Por Helder Gomes*
As singularidades de organização política nas novas nações emancipadas do julgo colonial devem ser entendidas como parte fundamental do processo de formação da etapa superior do capitalismo em nível mundial no século XIX. Naquele contexto, o Estado capitalista dependente foi forjado inorganicamente, de forma a garantir a transferência de riquezas para o exterior, por meio de regimes políticos de caráter autoritário. De um lado, o Estado subordinado deveria garantir a apropriação interna de “excedentes sobrantes” (pois, a maior parte da riqueza produzida nas ex-colônias continuaria seguindo para as grandes potências) por parte das oligarquias nacionais, cujo caráter da disputa exigia a manutenção de instrumentos que predominaram no período clássico da acumulação primitiva, na etapa de transição do feudalismo ao capitalismo. De outro lado, o novo aparato político interno, nas ex-colônias, deveria reunir as condições para a exploração da força de trabalho, num regime muito mais violento que aquele expresso no capitalismo avançado, como condição para atrair investimentos externos, sob relações internacionais de subordinação, como nos ensina Ruy Mauro Marini, em “A dialética da dependência”.
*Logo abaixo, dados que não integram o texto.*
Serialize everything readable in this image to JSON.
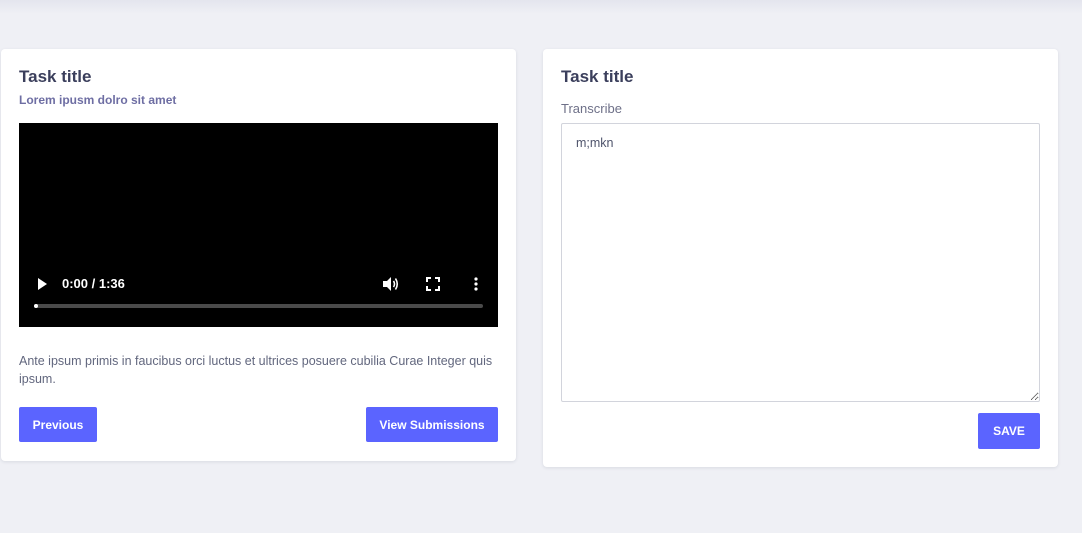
{
  "left_card": {
    "title": "Task title",
    "subtitle": "Lorem ipusm dolro sit amet",
    "video": {
      "time": "0:00 / 1:36",
      "progress": 0.0
    },
    "description": "Ante ipsum primis in faucibus orci luctus et ultrices posuere cubilia Curae Integer quis ipsum.",
    "previous_label": "Previous",
    "submissions_label": "View Submissions"
  },
  "right_card": {
    "title": "Task title",
    "field_label": "Transcribe",
    "field_value": "m;mkn",
    "save_label": "SAVE"
  },
  "colors": {
    "accent": "#5b64ff",
    "background": "#eff0f5",
    "title": "#3b3f5c"
  }
}
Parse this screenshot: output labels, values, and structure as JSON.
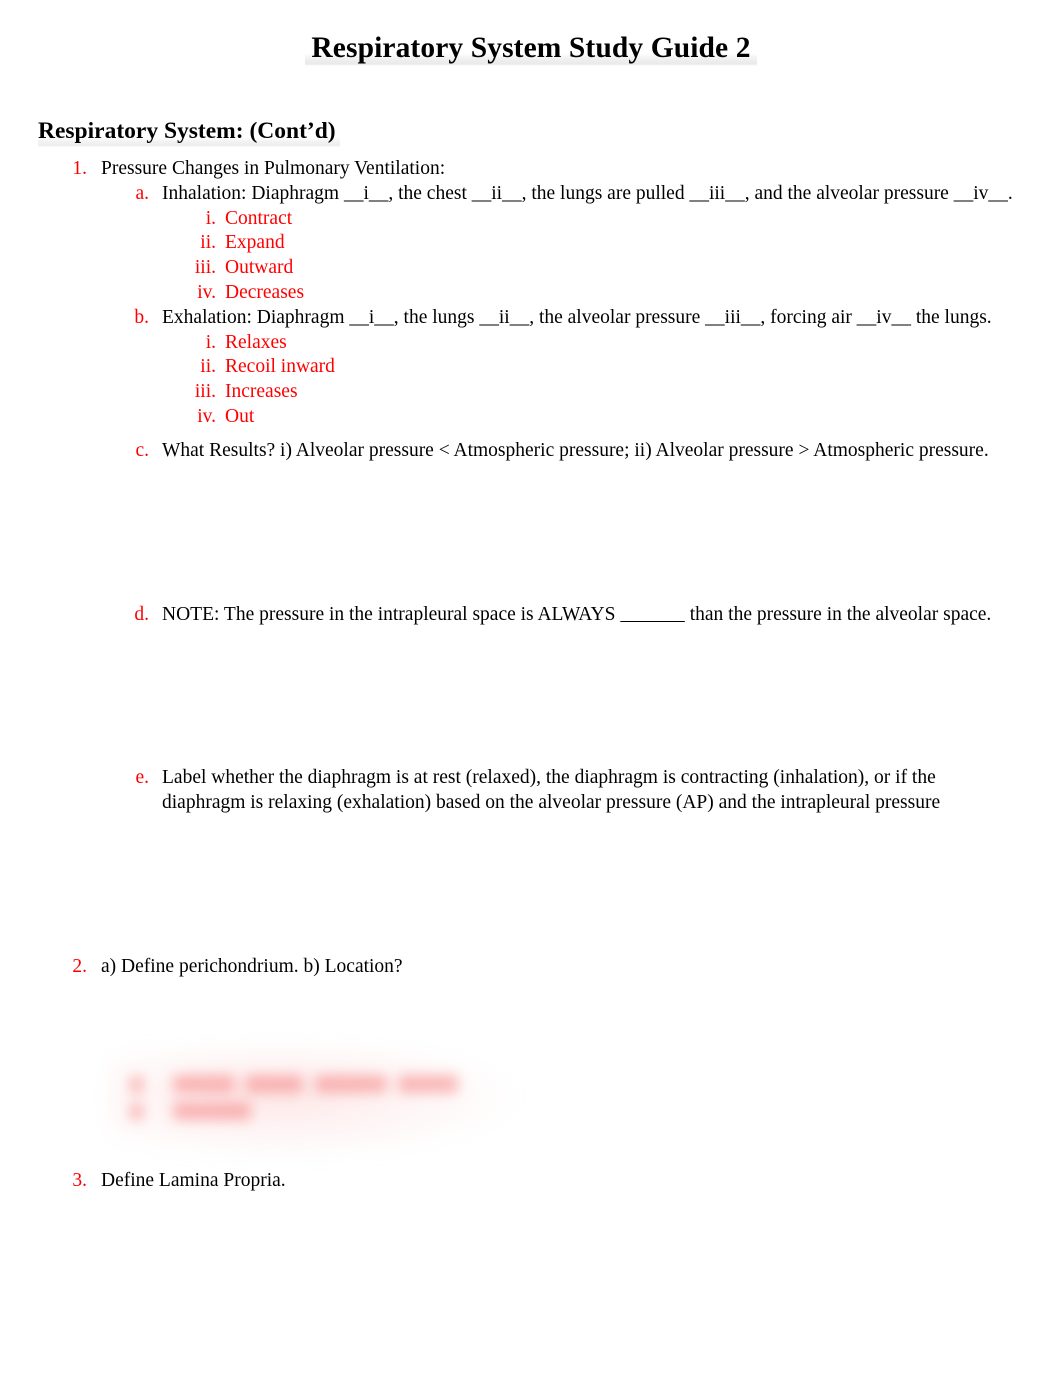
{
  "document": {
    "title": "Respiratory System Study Guide 2",
    "section_heading": "Respiratory System: (Cont’d)"
  },
  "colors": {
    "marker_red": "#FF0000",
    "body_black": "#000000",
    "page_background": "#FFFFFF",
    "title_highlight": "rgba(0,0,0,0.08)",
    "redaction_red": "rgba(244,92,92,0.42)"
  },
  "outline": {
    "item1": {
      "marker": "1.",
      "text": "Pressure Changes in Pulmonary Ventilation:",
      "sub": {
        "a": {
          "marker": "a.",
          "text": "Inhalation: Diaphragm __i__, the chest __ii__, the lungs are pulled __iii__, and the alveolar pressure __iv__.",
          "roman": [
            {
              "marker": "i.",
              "text": "Contract"
            },
            {
              "marker": "ii.",
              "text": "Expand"
            },
            {
              "marker": "iii.",
              "text": "Outward"
            },
            {
              "marker": "iv.",
              "text": "Decreases"
            }
          ]
        },
        "b": {
          "marker": "b.",
          "text": "Exhalation: Diaphragm __i__, the lungs __ii__, the alveolar pressure __iii__, forcing air __iv__ the lungs.",
          "roman": [
            {
              "marker": "i.",
              "text": "Relaxes"
            },
            {
              "marker": "ii.",
              "text": "Recoil inward"
            },
            {
              "marker": "iii.",
              "text": "Increases"
            },
            {
              "marker": "iv.",
              "text": "Out"
            }
          ]
        },
        "c": {
          "marker": "c.",
          "text": "What Results? i) Alveolar pressure < Atmospheric pressure; ii) Alveolar pressure > Atmospheric pressure."
        },
        "d": {
          "marker": "d.",
          "text_before_blank": "NOTE: The pressure in the intrapleural space is ALWAYS ",
          "blank": "            ",
          "text_after_blank": " than the pressure in the alveolar space."
        },
        "e": {
          "marker": "e.",
          "text": "Label whether the diaphragm is at rest (relaxed), the diaphragm is contracting (inhalation), or if the diaphragm is relaxing (exhalation) based on the alveolar pressure (AP) and the intrapleural pressure"
        }
      }
    },
    "item2": {
      "marker": "2.",
      "text": "a) Define perichondrium. b) Location?",
      "answer_redacted": true
    },
    "item3": {
      "marker": "3.",
      "text": "Define Lamina Propria."
    }
  }
}
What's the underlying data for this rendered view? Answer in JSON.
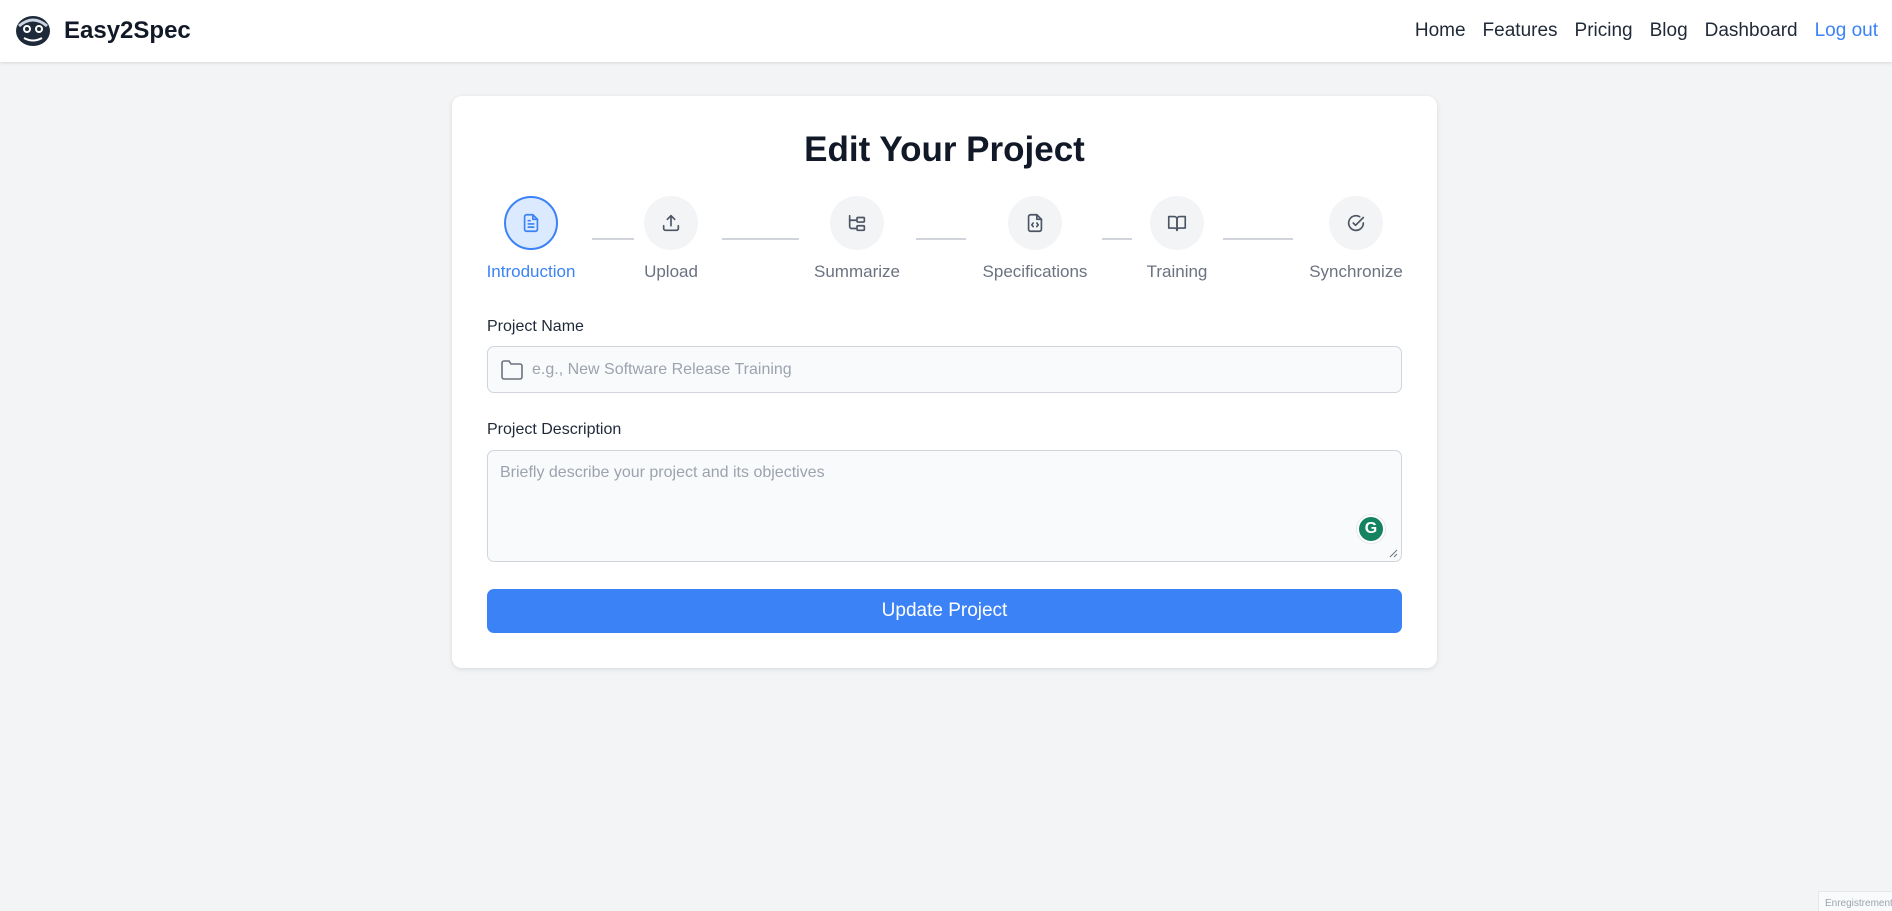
{
  "brand": {
    "name": "Easy2Spec"
  },
  "nav": {
    "items": [
      {
        "label": "Home"
      },
      {
        "label": "Features"
      },
      {
        "label": "Pricing"
      },
      {
        "label": "Blog"
      },
      {
        "label": "Dashboard"
      }
    ],
    "logout": "Log out"
  },
  "page": {
    "title": "Edit Your Project"
  },
  "steps": [
    {
      "label": "Introduction",
      "icon": "file-text-icon",
      "active": true
    },
    {
      "label": "Upload",
      "icon": "upload-icon",
      "active": false
    },
    {
      "label": "Summarize",
      "icon": "folder-tree-icon",
      "active": false
    },
    {
      "label": "Specifications",
      "icon": "file-code-icon",
      "active": false
    },
    {
      "label": "Training",
      "icon": "book-open-icon",
      "active": false
    },
    {
      "label": "Synchronize",
      "icon": "check-circle-icon",
      "active": false
    }
  ],
  "form": {
    "name_label": "Project Name",
    "name_value": "",
    "name_placeholder": "e.g., New Software Release Training",
    "description_label": "Project Description",
    "description_value": "",
    "description_placeholder": "Briefly describe your project and its objectives",
    "submit_label": "Update Project"
  },
  "colors": {
    "accent": "#3b82f6",
    "background": "#f3f4f6",
    "grammarly": "#15835f"
  },
  "footer_badge": "Enregistrement"
}
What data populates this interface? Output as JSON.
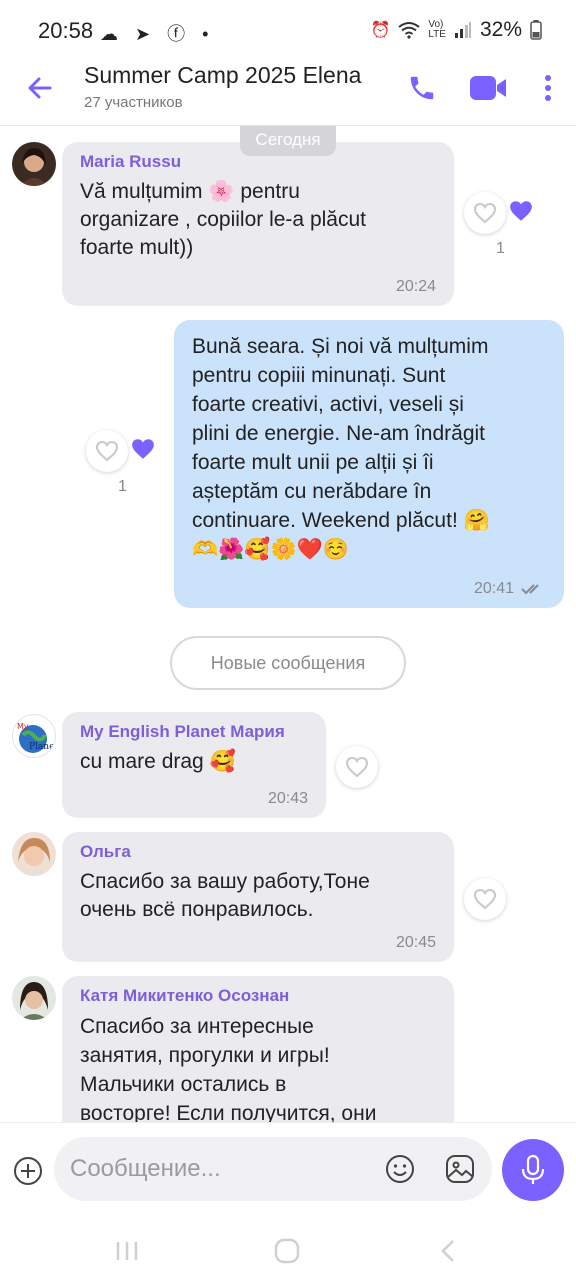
{
  "status_bar": {
    "time": "20:58",
    "left_icons": "☁ ➤ ⓕ •",
    "battery": "32%"
  },
  "header": {
    "title": "Summer Camp 2025 Elena",
    "subtitle": "27 участников"
  },
  "chat": {
    "date_label": "Сегодня",
    "new_messages_label": "Новые сообщения",
    "messages": [
      {
        "sender": "Maria Russu",
        "text": "Vă mulțumim 🌸 pentru\norganizare , copiilor le-a plăcut\nfoarte mult))",
        "time": "20:24",
        "reaction_count": "1"
      },
      {
        "text": "Bună seara. Și  noi vă  mulțumim\npentru copiii minunați. Sunt\nfoarte creativi, activi, veseli și\nplini de energie. Ne-am îndrăgit\nfoarte mult unii pe alții și îi\nașteptăm cu nerăbdare în\ncontinuare. Weekend plăcut! 🤗\n🫶🌺🥰🌼❤️☺️",
        "time": "20:41",
        "reaction_count": "1"
      },
      {
        "sender": "My English Planet Мария",
        "text": "cu mare drag 🥰",
        "time": "20:43"
      },
      {
        "sender": "Ольга",
        "text": "Спасибо за вашу работу,Тоне\nочень всё понравилось.",
        "time": "20:45"
      },
      {
        "sender": "Катя Микитенко Осознан",
        "text": "Спасибо за интересные\nзанятия, прогулки и игры!\nМальчики остались в\nвосторге! Если получится, они"
      }
    ]
  },
  "composer": {
    "placeholder": "Сообщение..."
  },
  "colors": {
    "accent": "#7b61ff",
    "sender_name": "#7d5fd6",
    "incoming_bubble": "#ebebef",
    "outgoing_bubble": "#cbe2fb"
  },
  "icons": {
    "header": [
      "back-arrow-icon",
      "phone-icon",
      "video-icon",
      "more-vert-icon"
    ],
    "composer": [
      "plus-icon",
      "emoji-icon",
      "sticker-icon",
      "mic-icon"
    ],
    "reactions": [
      "heart-outline-icon",
      "heart-filled-icon"
    ]
  }
}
É interessante notar as particularidades, do caso do Brasil, em sua adequação subalterna ao processo de industrialização imperialista em escala global. A economia brasileira foi se moldando lentamente às contradições mais gerais que surgiram com o fim do Antigo Sistema Colonial, na medida em que as relações sociais de produção vinculadas à agropecuária e à extração mineral se mantinham como fortes elementos a marcar a sociabilidade nacional. As pressões externas pela elevação da produtividade do trabalho, que resultaram inclusive na abolição do regime escravista, não foram suficientes para forjar, de imediato, relações de produção tipicamente capitalistas no território brasileiro. Muito ao contrário, as heranças do antigo pacto colonial, o qual envolvia o exclusivo metropolitano nas transações comerciais e usurárias, impediam que fossem gestadas organicamente tanto a acumulação interna de forma integrada, como a formação de um mercado de trabalho assalariado de modo generalizado. Como lembra José de Souza Martins, em “O Cativeiro da Terra”, imediatamente à abolição, o contingente que se mantinha até então escravizado foi forçado a compor um lumpesinato, marginal, enquanto o incentivo à imigração europeia criava novas relações de produção, porém, em regimes de trabalho vinculados à compensação dos gastos com a longa viagem, portanto, ainda longe da generalização do assalariamento.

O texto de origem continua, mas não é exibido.